The timer callback method must be a public function on your plugin. In turn, that method can call the one on your module/library, but call_timer cannot see the one in the module.

One thing I haven’t tried is calling it via “test.TimerCallback”, but that would lockin the uses to having the caller have a variable called test (etc) if it worked.

The way I normally do this is to copy the function from the module into the global symbol table explicitly.

t =require("test")
CallBackTimer = t.CallBackTimer

See one of my plugins, I think the Countdown Timer, for a working example.

Thanks for the response, guessed and futzle.
I’ve given it some thought, and I am not sure if your responses addresses the question if a module (not a plugin or global code) can request a callback to one of its “member functions”. I don’t believe a module can use request on itself, or insert itself into the global symbol table, but please correct me if I’m wrong.

@futzle, I really did like the way your Countdown Timer survives a luup restart, and I am playing with the thought of making a device that would act as a “timer pool” usable from luup code, similar to how call_timer works. The difference would be restart persistence and instead of the first string being a the name of a global function, it would be an arbitrary string of code. I discovered that it’s possible to make an “eval” in the following manner:

loadstring("require('test'); test.TimerCallback()")

Function name and an optional module name could be two parameters to the timer function. It’s just a question of storing a string of code and making it run after a certain amount of time. We will see what comes out of this. :slight_smile:

Lua has a special variable _G which supposedly always contains the global symbol table. It might be useful for the module to reach into the namespace of the code that included it and make an entry point for a call_timer().

Totally untested. I just remember seeing it a few days ago on stackoverflow.

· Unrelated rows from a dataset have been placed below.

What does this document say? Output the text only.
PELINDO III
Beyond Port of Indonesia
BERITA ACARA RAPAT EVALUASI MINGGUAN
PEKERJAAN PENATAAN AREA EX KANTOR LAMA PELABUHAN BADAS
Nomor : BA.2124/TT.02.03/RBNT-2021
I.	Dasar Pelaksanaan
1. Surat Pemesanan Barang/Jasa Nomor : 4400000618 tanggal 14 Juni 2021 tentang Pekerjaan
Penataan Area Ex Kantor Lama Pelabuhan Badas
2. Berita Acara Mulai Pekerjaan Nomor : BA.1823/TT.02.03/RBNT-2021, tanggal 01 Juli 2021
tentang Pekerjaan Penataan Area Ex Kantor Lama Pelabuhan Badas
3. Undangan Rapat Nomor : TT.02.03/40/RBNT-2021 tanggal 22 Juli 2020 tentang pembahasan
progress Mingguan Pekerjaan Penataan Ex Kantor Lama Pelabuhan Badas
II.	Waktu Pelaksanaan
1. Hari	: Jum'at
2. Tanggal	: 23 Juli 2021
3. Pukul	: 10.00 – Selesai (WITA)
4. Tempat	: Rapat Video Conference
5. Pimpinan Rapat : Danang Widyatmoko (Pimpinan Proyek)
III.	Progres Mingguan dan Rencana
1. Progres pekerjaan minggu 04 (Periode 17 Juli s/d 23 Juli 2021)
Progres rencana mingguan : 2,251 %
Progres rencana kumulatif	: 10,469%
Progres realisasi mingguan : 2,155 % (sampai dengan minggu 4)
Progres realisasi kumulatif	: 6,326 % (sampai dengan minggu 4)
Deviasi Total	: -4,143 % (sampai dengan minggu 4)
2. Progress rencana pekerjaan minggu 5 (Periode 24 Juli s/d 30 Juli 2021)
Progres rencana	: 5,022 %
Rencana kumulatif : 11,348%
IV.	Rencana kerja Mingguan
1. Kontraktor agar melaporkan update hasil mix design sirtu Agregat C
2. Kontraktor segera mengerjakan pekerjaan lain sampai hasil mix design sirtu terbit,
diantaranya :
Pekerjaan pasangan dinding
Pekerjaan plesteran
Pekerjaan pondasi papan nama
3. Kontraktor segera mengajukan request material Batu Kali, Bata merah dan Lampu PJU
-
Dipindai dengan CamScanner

Wow, that actually worked! Thanks futzle. I imagine I could use the same trick on luup.variable_watch which had similar symptoms.

test.lua

module(..., package.seeall)

function Initialize()
	luup.log("Setting timer...")
	_G["TimerCallback"] = TimerCallback
	luup.call_timer("TimerCallback", 1, "10", "", "")
end

function TimerCallback()
	luup.log("TimerCallback()")
end

Test luup code:

require("test") test.Initialize()

That’s at least in part what he package.seeall declaration is supposed to let you do. Call_timer (etc) just build a Lua method call against the top level, so anything visible there, or made visible as the way you do now, is callable.

Call_action works the same way, you’d just have to know the ‘special’ method name that generated for each ACTION handler block.